A proposta é transformar muros de contenção, paredes de quadras esportivas, paredões que normalmente ficaria ali, cinza e sem graça, em espaço de memória e pertencimento. E não estamos falando de uma ou duas intervenções isoladas. Isso virou política pública oficial da Prefeitura de São Vicente.

Quando o skate abriu caminho para a revolução

Tudo começou no Parque da Juventude, lugar onde a cultura urbana já respirava naturalmente. A pista de skate ganhou grafites que dialogavam direto com quem frequenta o espaço. O resultado? Além de bonito, funcionou. A comunidade se apropriou do lugar de forma saudável, diminuindo até mesmo práticas indevidas na área.

Foi a partir dessa experiência que a Prefeitura entendeu o recado: arte urbana não é enfeite, e sim ferramenta de transformação social. A arte urbana virou política pública.

Da Avenida Tupiniquins ao universo de Dragon Ball

A ciclovia da Avenida Tupiniquins ganhou um dos painéis mais emblemáticos do projeto. Ali, o muro de contenção deixou de ser apenas estrutura e virou um mergulho visual na biodiversidade local. A intervenção nasceu de uma pesquisa sobre a fauna e flora do Parque Estadual Xixová-Japuí, patrimônio natural que está ali pertinho, mas que muita gente desconhece.

Foto: Divulgação / Prefeitura de São Vicente 

Já na Rua Japão, a pegada foi outra. O mural celebra a influência da cultura japonesa na região, com direito a personagens icônicos de Dragon Ball Z. O local virou ponto de parada obrigatória para fotos. Mais do que isso: criou uma conexão afetiva entre moradores e o espaço público.

Fé, esporte e identidade em cada parede

A Praça da Bíblia recebeu um painel que dialoga diretamente com a vocação do espaço: a fé.
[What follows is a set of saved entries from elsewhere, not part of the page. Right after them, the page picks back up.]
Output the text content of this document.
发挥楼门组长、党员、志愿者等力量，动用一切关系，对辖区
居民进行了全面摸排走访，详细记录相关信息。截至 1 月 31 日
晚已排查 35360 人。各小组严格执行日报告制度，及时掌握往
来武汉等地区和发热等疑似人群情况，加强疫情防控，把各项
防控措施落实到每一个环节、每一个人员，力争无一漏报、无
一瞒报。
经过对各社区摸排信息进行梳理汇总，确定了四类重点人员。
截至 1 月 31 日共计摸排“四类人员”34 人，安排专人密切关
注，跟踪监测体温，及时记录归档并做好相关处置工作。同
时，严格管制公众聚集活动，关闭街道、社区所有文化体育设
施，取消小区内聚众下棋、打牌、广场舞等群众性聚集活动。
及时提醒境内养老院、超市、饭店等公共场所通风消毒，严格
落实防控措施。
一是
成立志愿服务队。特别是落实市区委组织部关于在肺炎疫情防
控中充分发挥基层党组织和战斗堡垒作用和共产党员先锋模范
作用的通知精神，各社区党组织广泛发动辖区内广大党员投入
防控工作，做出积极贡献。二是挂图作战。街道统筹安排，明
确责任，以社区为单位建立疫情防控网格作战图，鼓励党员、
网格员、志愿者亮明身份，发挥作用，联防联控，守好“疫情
A cena retrata Jesus com seus discípulos, reforçando o caráter contemplativo e familiar da praça. Resultado prático? O lugar passou a ser mais frequentado e cuidado pela comunidade.

Na Praça Nossa Senhora Aparecida, no bairro Vila Fátima, o clima é outro: radical e competitivo. Reinaugurada em abril de 2025 com nova quadra poliesportiva, iluminação LED e playground, a praça ganhou pinturas que destacam a energia do esporte. É espaço pensado para crianças e adolescentes se movimentarem com alegria.

Turistando com cultura

Na saída da Ponte Pênsil, um dos cartões-postais mais queridos de São Vicente, a intervenção artística qualifica a experiência de quem chega ou sai do centro. Deixou de ser apenas área de passagem para se tornar também ponto cultural, enriquecendo o trajeto turístico da cidade.
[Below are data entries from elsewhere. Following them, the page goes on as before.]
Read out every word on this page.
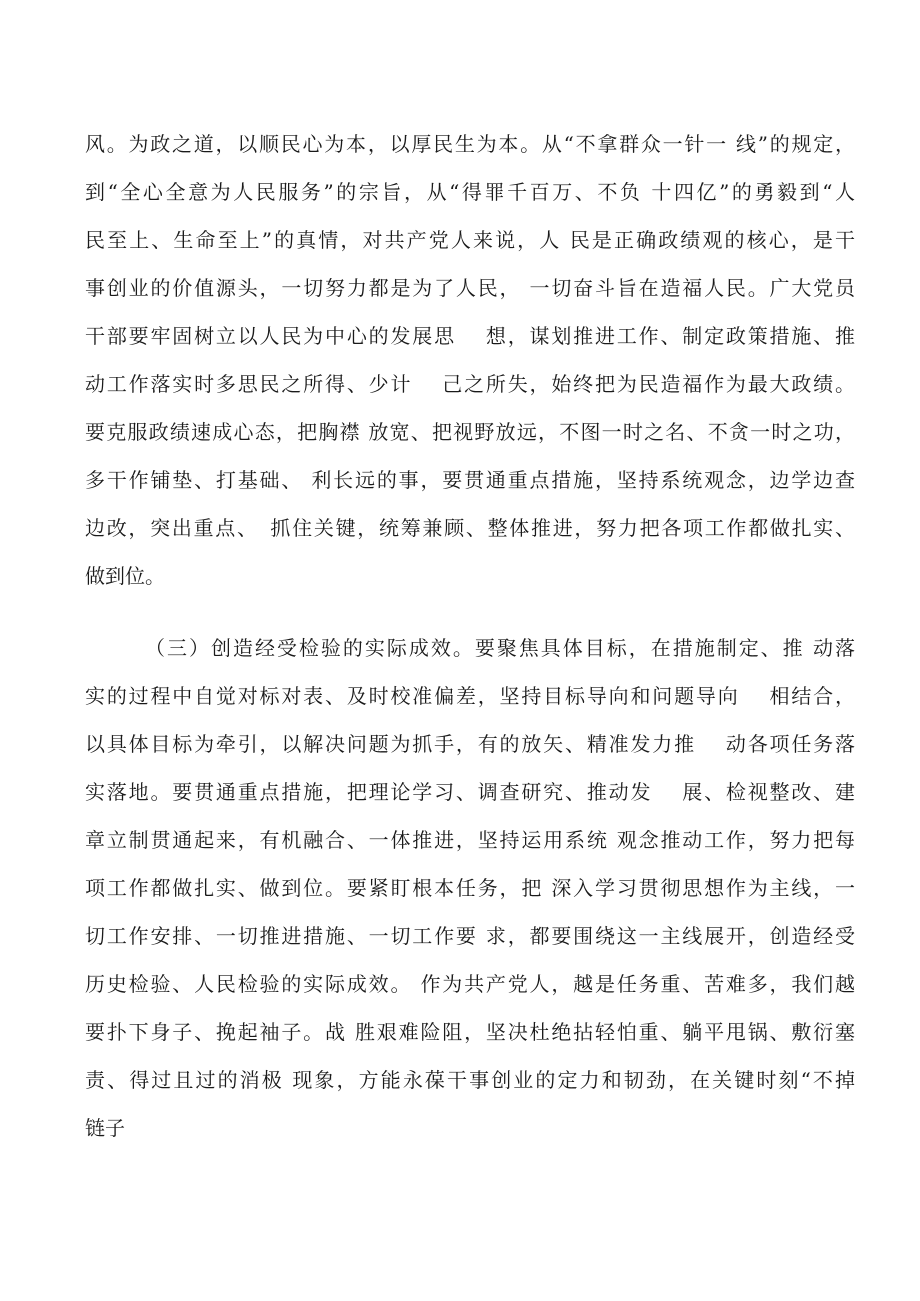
风。为政之道，以顺民心为本，以厚民生为本。从“不拿群众一针一 线”的规定，
到“全心全意为人民服务”的宗旨，从“得罪千百万、不负 十四亿”的勇毅到“人
民至上、生命至上”的真情，对共产党人来说，人 民是正确政绩观的核心，是干
事创业的价值源头，一切努力都是为了人民， 一切奋斗旨在造福人民。广大党员
干部要牢固树立以人民为中心的发展思　 想，谋划推进工作、制定政策措施、推
动工作落实时多思民之所得、少计　 己之所失，始终把为民造福作为最大政绩。
要克服政绩速成心态，把胸襟 放宽、把视野放远，不图一时之名、不贪一时之功，
多干作铺垫、打基础、 利长远的事，要贯通重点措施，坚持系统观念，边学边查
边改，突出重点、　抓住关键，统筹兼顾、整体推进，努力把各项工作都做扎实、
做到位。
（三）创造经受检验的实际成效。要聚焦具体目标，在措施制定、推 动落
实的过程中自觉对标对表、及时校准偏差，坚持目标导向和问题导向　 相结合，
以具体目标为牵引，以解决问题为抓手，有的放矢、精准发力推　 动各项任务落
实落地。要贯通重点措施，把理论学习、调查研究、推动发　 展、检视整改、建
章立制贯通起来，有机融合、一体推进，坚持运用系统 观念推动工作，努力把每
项工作都做扎实、做到位。要紧盯根本任务，把 深入学习贯彻思想作为主线，一
切工作安排、一切推进措施、一切工作要 求，都要围绕这一主线展开，创造经受
历史检验、人民检验的实际成效。 作为共产党人，越是任务重、苦难多，我们越
要扑下身子、挽起袖子。战 胜艰难险阻，坚决杜绝拈轻怕重、躺平甩锅、敷衍塞
责、得过且过的消极 现象，方能永葆干事创业的定力和韧劲，在关键时刻“不掉
链子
E voltando ao Parque da Juventude, onde tudo começou, a arte continua respirando junto com os skatistas. O grafite ali não é imposição estética; é conversa direta com quem vive o espaço. Fortalece a identidade do parque e incentiva sua ocupação de forma positiva e contínua.

De Nova York para São Vicente

O movimento artístico urbano que hoje vemos nas ruas nasceu na década de 1970 em Nova York, especialmente no Bronx. Jovens usavam sprays para marcar territórios e protestar, integrando-se à cultura hip-hop. No Brasil, a arte urbana chegou em São Paulo durante a ditadura militar, com Alex Vallauri usando stencil como forma de resistência à censura.
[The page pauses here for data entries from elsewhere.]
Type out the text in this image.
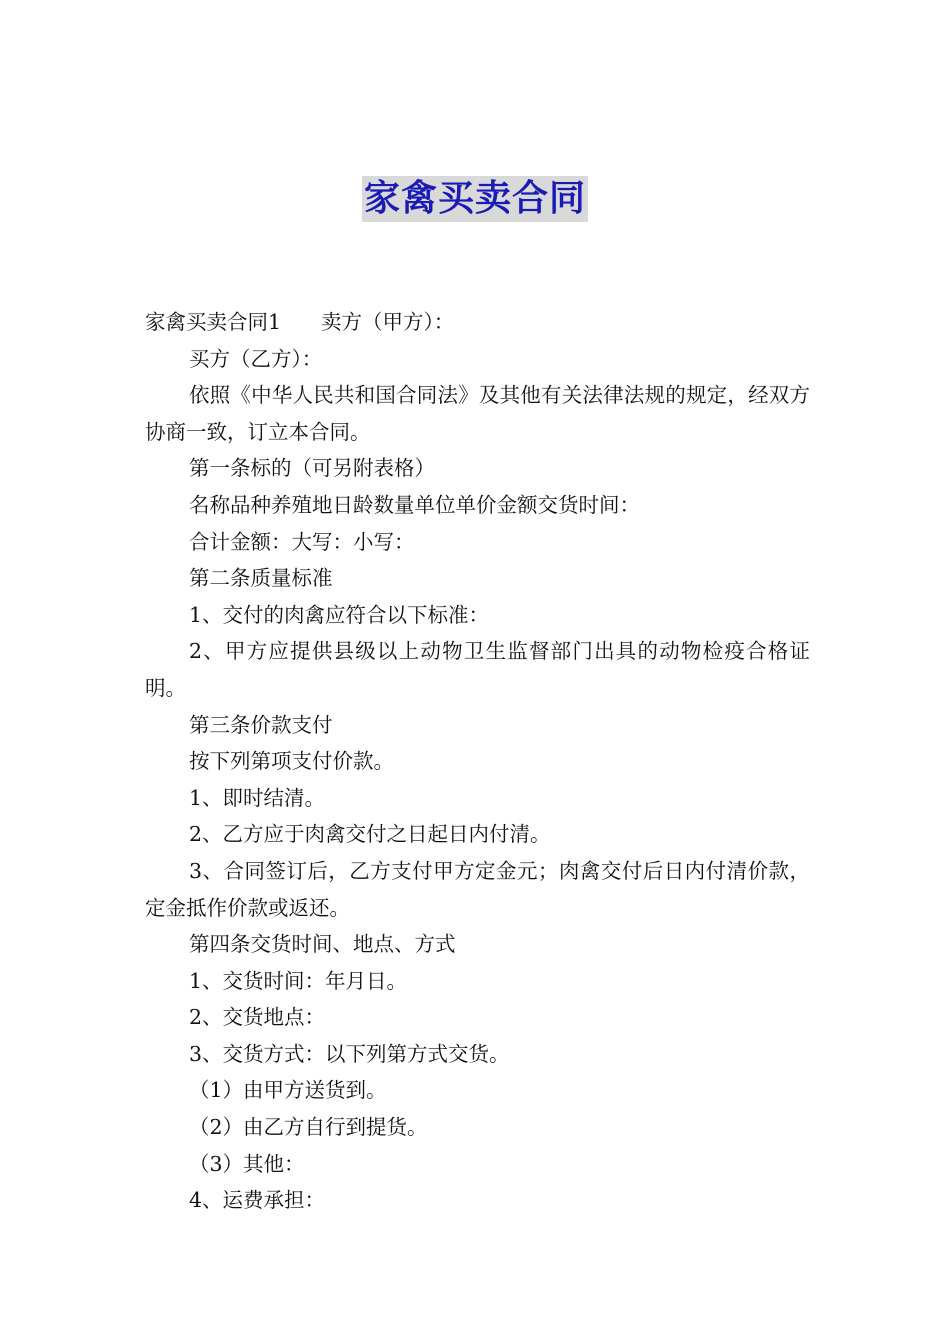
家禽买卖合同

家禽买卖合同1 卖方（甲方）：

买方（乙方）：

依照《中华人民共和国合同法》及其他有关法律法规的规定，经双方协商一致，订立本合同。

第一条标的（可另附表格）

名称品种养殖地日龄数量单位单价金额交货时间：

合计金额：大写：小写：

第二条质量标准

1、交付的肉禽应符合以下标准：

2、甲方应提供县级以上动物卫生监督部门出具的动物检疫合格证明。

第三条价款支付

按下列第项支付价款。

1、即时结清。

2、乙方应于肉禽交付之日起日内付清。

3、合同签订后，乙方支付甲方定金元；肉禽交付后日内付清价款，定金抵作价款或返还。

第四条交货时间、地点、方式

1、交货时间：年月日。

2、交货地点：

3、交货方式：以下列第方式交货。

（1）由甲方送货到。

（2）由乙方自行到提货。

（3）其他：

4、运费承担：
Décadas depois, São Vicente mostra que o grafite pode ir além da rebeldia e se tornar política estruturada de urbanização. Alexsandro Ferreira reforça que o processo deixou de ser espontâneo para ser executado com método. 

Arte Urbana 

Se São Vicente conseguiu integrar arte e infraestrutura de forma planejada, por que isso ainda é exceção e não regra na Baixada Santista?

Talvez a resposta esteja justamente nos muros coloridos de São Vicente, onde urbanização com identidade não é luxo. É direito básico de qualquer cidadão que merece viver em espaços que contem histórias, celebrem a cultura local e fortaleçam o sentimento de pertencimento.